9 Tips for Saving Money on Heating Costs
With cold weather is approaching, it’s getting to the point when you need to start thinking about your heater. Of course, climate control is always a pain in the wallet, and now that the temperatures outside are slipping outside of the typical summer ranges, you can't just leave the windows open anymore.
But with a little know-how and effort, you can keep the power bill down, even in our chilly 50-degree nights.
Lower the Thermostat
Much like keeping the thermostat at 80 during the summer, you can save money in the winter by lowering the thermostat to about 68ºF. Lowering it even further, by about 2 or 3 degrees, at night when you sleep, or when you are absent will further help you save money.
Heat Strips and Heat Pumps
Most common AC units in Florida come with heat strips or coils that heat the air. These are good for handling certain situations during the winter, where it might be cooler than what’s comfortable. However, they aren’t very efficient, and the colder a snap gets, the better the system needs to be in order to cope.
If it gets cold enough, it may be necessary to invest in a heat pump, which is efficient enough to handle colder dips without running up the power bill.
Set Your Heating System to Auto
While setting the temperature, make sure you set the fan to “automatic,” instead of leaving on the “on” setting. Leaving your fan set to “on” all the time reduces the efficiency of the system.
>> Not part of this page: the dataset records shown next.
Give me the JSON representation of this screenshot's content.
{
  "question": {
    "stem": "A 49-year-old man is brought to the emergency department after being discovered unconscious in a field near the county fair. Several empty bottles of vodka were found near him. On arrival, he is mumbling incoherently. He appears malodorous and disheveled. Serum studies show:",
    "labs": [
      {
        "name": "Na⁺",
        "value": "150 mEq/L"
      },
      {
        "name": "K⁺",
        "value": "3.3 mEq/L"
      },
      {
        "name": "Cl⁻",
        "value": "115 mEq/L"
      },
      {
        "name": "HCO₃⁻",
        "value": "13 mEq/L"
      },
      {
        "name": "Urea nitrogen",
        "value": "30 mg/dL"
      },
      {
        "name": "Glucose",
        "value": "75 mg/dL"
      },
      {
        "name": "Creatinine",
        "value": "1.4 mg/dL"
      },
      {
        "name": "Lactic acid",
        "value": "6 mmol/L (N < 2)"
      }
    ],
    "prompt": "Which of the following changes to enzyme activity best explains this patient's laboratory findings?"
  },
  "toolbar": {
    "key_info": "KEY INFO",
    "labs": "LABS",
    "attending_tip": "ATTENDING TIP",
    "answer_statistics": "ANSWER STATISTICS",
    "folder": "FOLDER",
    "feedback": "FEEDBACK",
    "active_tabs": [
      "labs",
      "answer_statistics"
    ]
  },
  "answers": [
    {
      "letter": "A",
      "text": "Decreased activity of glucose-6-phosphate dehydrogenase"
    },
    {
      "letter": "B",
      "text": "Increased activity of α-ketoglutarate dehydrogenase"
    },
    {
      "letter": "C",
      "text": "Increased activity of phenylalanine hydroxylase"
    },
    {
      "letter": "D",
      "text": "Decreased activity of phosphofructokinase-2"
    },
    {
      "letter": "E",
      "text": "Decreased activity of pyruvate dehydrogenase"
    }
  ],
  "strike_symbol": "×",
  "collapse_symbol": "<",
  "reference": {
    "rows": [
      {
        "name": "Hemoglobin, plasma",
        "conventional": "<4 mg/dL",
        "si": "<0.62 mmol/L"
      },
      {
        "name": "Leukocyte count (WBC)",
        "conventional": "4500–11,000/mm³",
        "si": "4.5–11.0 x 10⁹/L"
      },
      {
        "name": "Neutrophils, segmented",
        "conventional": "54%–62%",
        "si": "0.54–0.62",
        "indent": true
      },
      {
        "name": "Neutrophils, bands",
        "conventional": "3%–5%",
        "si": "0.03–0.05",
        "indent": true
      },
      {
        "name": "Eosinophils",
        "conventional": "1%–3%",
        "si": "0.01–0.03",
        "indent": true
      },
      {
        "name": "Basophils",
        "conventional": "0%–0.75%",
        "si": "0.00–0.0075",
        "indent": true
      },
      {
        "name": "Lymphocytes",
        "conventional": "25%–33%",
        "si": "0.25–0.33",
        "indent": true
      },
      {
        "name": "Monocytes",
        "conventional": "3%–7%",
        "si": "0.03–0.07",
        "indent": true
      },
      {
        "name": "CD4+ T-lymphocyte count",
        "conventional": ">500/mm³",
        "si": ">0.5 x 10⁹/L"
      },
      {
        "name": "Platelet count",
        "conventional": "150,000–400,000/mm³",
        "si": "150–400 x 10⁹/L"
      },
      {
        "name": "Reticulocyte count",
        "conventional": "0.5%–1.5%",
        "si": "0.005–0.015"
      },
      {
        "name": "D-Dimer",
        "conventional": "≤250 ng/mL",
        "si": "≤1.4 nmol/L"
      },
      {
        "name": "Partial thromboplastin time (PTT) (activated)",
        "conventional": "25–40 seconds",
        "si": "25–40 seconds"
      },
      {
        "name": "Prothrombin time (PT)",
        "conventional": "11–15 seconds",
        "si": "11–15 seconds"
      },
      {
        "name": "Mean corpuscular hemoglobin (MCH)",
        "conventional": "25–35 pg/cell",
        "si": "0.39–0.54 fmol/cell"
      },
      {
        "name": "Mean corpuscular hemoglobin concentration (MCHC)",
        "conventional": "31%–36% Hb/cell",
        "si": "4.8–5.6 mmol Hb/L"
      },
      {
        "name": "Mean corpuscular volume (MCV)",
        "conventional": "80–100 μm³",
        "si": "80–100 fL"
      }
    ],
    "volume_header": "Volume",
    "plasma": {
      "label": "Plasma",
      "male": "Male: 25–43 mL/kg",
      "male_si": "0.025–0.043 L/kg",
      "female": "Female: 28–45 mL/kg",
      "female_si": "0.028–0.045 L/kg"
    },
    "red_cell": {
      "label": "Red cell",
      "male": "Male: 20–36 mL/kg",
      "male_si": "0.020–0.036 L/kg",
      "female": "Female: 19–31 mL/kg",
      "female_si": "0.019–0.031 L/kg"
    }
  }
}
Raise the Temperature Correctly
If you absolutely need to raise the temperature, and you have a heat pump, do it slowly. Raising the temperature too fast can trigger the heat strip within the unit, which can decrease efficiency dramatically and make things uncomfortable.
While Portable heaters are good for boosting the temperature in the room, they can be incredibly inefficient. Using it sparingly, when you need it most, is the best way to handle them, as running one constantly can cost about $100 a month.
Get Some Rugs or Carpeting
If a particular room just feels too cold, consider buying a rug or installing carpeting. Carpets and rugs are good heat insulators, which might be what a room needs to keep some of its heat inside.
Use the Warmth of the Sun
When the sun’s out, uncover your windows. The sun’s heat is the most efficient heat source, and windows are the best entries for said heat. When the sun’s not out, make sure you do the opposite, so as to prevent heat leaving your home from the windows.
Adjust Your Water Heater
Everyone has probably taken warm showers when it’s cold, which increases the workload for your water heater. Simply lowering the water heater temperature by increments of 10ºF can save you a lot. Furthermore, investing in water heater and pipe insulation will help keep the water warm as it travels, allowing you to get more out of your water heater.
Do Some Maintenance
Your heating and cooling systems will only work if they're well-maintained. Remember to clean or replace your air-filters. Make sure nothing is covering or blocking the vents. Have your system checked annually.
Check in and around your home for places you may be losing heat. Weather proofing can help keep heat in, so going around and caulking or weatherizing windows/doors will be a good investment of your time. If you see that there is damaged weather stripping, replace it. If you find the hang of a door allows for a heavy draft, consider getting a new door.
These sorts of things can slip our minds from time to time, but the benefits extend further than heating and cooling costs.